Six decades. Cohen has released albums in each of the last six decades. Longevity is always something to be praised in legendary artists’ careers, but rarely is such longevity accompanied by releases of such quality as Old Ideas. From Cohen’s vocal entrance on the first track, it’s evident that this is an effort that eclipses much of his late period work.

Though like on Dear Heather his voice barely reaches above the depths of the lowest bass, his lyrics carry similar emotional weight to his most classic albums. Lines like "I’d love to speak to Leonard/He’s a sportsman and a shepherd./He’s a lazy bastard living in a suit" (from the opener ‘Going Home’) are present throughout and are certainly on par with those that he crafted on Songs Of Leonard Cohen or Songs of Love and Hate.

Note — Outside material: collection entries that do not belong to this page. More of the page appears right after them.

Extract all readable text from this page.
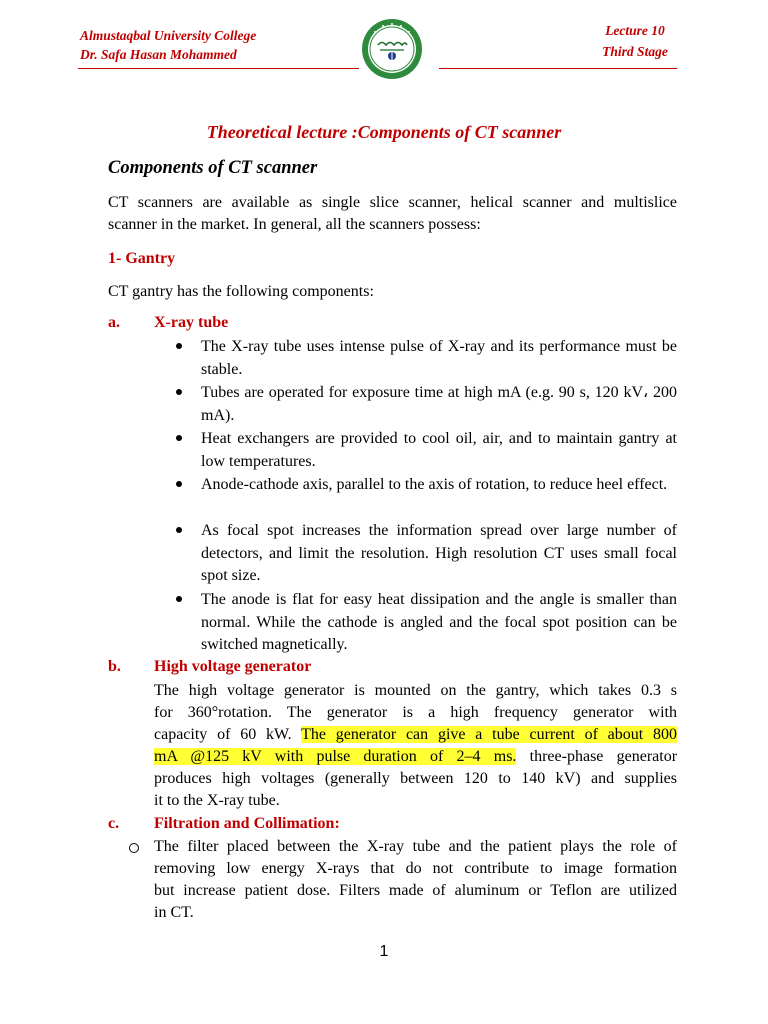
Almustaqbal University College
Dr. Safa Hasan Mohammed
Lecture 10
Third Stage
Theoretical lecture :Components of CT scanner
Components of CT scanner
CT scanners are available as single slice scanner, helical scanner and multislice
scanner in the market. In general, all the scanners possess:
1- Gantry
CT gantry has the following components:
a. X-ray tube
The X-ray tube uses intense pulse of X-ray and its performance must be stable.
Tubes are operated for exposure time at high mA (e.g. 90 s, 120 kV، 200 mA).
Heat exchangers are provided to cool oil, air, and to maintain gantry at low temperatures.
Anode-cathode axis, parallel to the axis of rotation, to reduce heel effect.
As focal spot increases the information spread over large number of detectors, and limit the resolution. High resolution CT uses small focal spot size.
The anode is flat for easy heat dissipation and the angle is smaller than normal. While the cathode is angled and the focal spot position can be switched magnetically.
b. High voltage generator
The high voltage generator is mounted on the gantry, which takes 0.3 s
for 360°rotation. The generator is a high frequency generator with
capacity of 60 kW. The generator can give a tube current of about 800
mA @125 kV with pulse duration of 2–4 ms. three-phase generator
produces high voltages (generally between 120 to 140 kV) and supplies
it to the X-ray tube.
c. Filtration and Collimation:
The filter placed between the X-ray tube and the patient plays the role of
removing low energy X-rays that do not contribute to image formation
but increase patient dose. Filters made of aluminum or Teflon are utilized
in CT.
1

The arrangements here rely less on the sun-baked slide guitar laden compositions of his last effort. If anything they mark a return to his more classic sounds. The hallmark backing vocals are present on tracks like ‘Amen’, providing a sweet counterpoint to Cohen’s world weary bars. Though some of the country influence is still there, and is probably most evidenced in the aforementioned ‘Amen’, on the whole it’s starker than that. These tracks aren’t as heavily reliant on acoustic guitar as his earliest efforts, but they resemble them most in their tone. Even though something like ‘Show Me The Place’ is based around swelling strings and piano, it’s as emotionally raw as early compositions like 'Chelsea Hotel No. 2'.

On the whole this album is probably most sonically similar to his 1974 effort New Skin For The Old Ceremony. Given that said album came out almost forty years ago that’s certainly a good sign. I’m not going to make the case that this is Cohen’s greatest effort, but it certainly marks a late career resurgence from one of the greatest songwriters we’ve ever seen. In his sixth decade of music making, Cohen has stayed strong, and it's refreshing that an artist can do that. Old Ideas, unlike many late career albums, will only serve to further the legacy of this astounding artist, rather than tarnish it.